If you're having trouble sleeping, change your sleep habits for a better night's rest.
You may not be able to control or eliminate all of the factors that interfere with your sleep, but you can create an environment and adopt habits that encourage a more restful night. Try these suggestions if you have trouble falling asleep or staying asleep:
• Go to bed and get up at about the same time every day, even on the weekends. Sticking to a schedule helps reinforce your body's sleep wake cycle and can help you fall asleep more easily at night.
• Don't eat or drink large amounts before bedtime. Eat a light dinner at least two hours before sleeping. If you're prone to heartburn, avoid spicy or fatty foods, which can make your heartburn flare and prevent a restful sleep.
• Avoid nicotine, caffeine and alcohol in the evening. These are stimulants that can keep you awake. Smokers often experience withdrawal symptoms at night, and smoking in bed is dangerous.
• Exercise regularly. Regular physical activity, especially aerobic exercise, can help you fall asleep faster and make your sleep more restful. However, for some people, exercising right before bed may make getting to sleep more difficult.
• Make your bedroom cool, dark, quiet and comfortable. Create a room that's ideal for sleeping. Adjust the lighting, temperature, humidity and noise level to your choice. Use blackout curtains, eye covers, earplugs, extra blankets, a fan or white-noise generator, a humidifier or other devices to create an environment that suits your needs.

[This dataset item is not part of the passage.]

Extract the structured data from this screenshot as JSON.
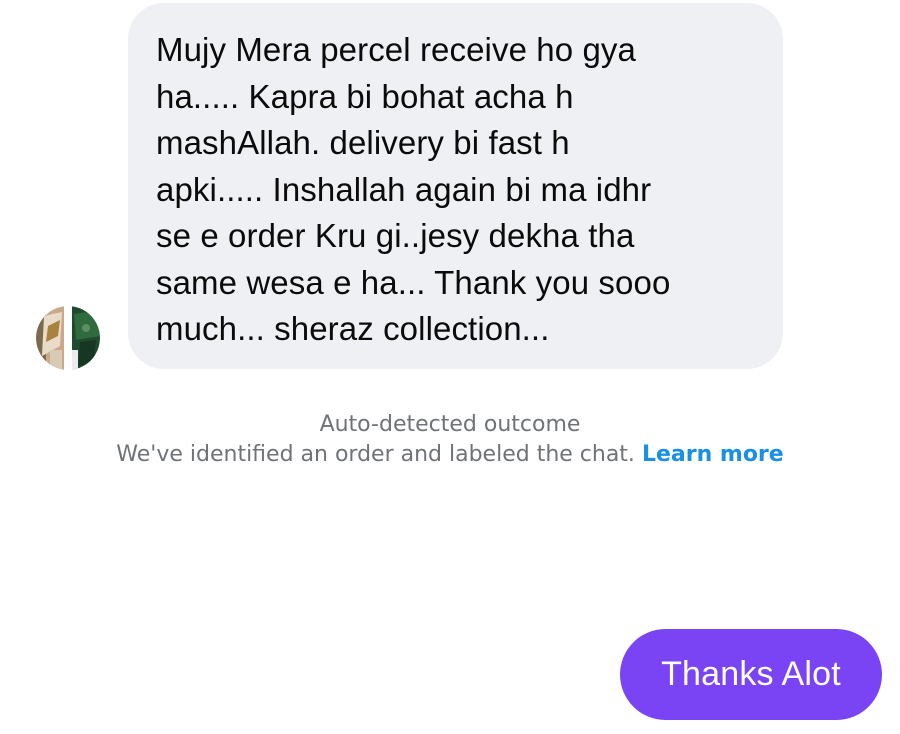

• Sleep primarily at night. Daytime naps may steal hours from night time slumber. Limit anytime sleep to about a half-hour and make it during mid afternoon. If you work nights, keep your window coverings closed so that sunlight, which adjusts the body's internal clock, doesn't interrupt your sleep.
• Choose a comfortable mattress and pillow. Features of a good bed are subjective and differ for each person. But make sure you have a bed that's comfortable. If you share your bed, make sure there's enough room for two.
• Start a relaxing bedtime routine. Do the same things each night to tell your body it's time to wind down. This may include taking a warm bath or shower, reading a book, or listening to soothing music.
• Go to bed when you're tired and turn out the lights. If you don't fall asleep within 15 to 20 minutes, get up and do something else. Go back to bed when you're tired. Don't agonize over falling asleep. The stress will only prevent sleep.
• Use sleeping pills only as a last resort. Check with your doctor before taking any sleep medications. He or she can make sure the pills won't interact with your other medications or with an existing medical condition.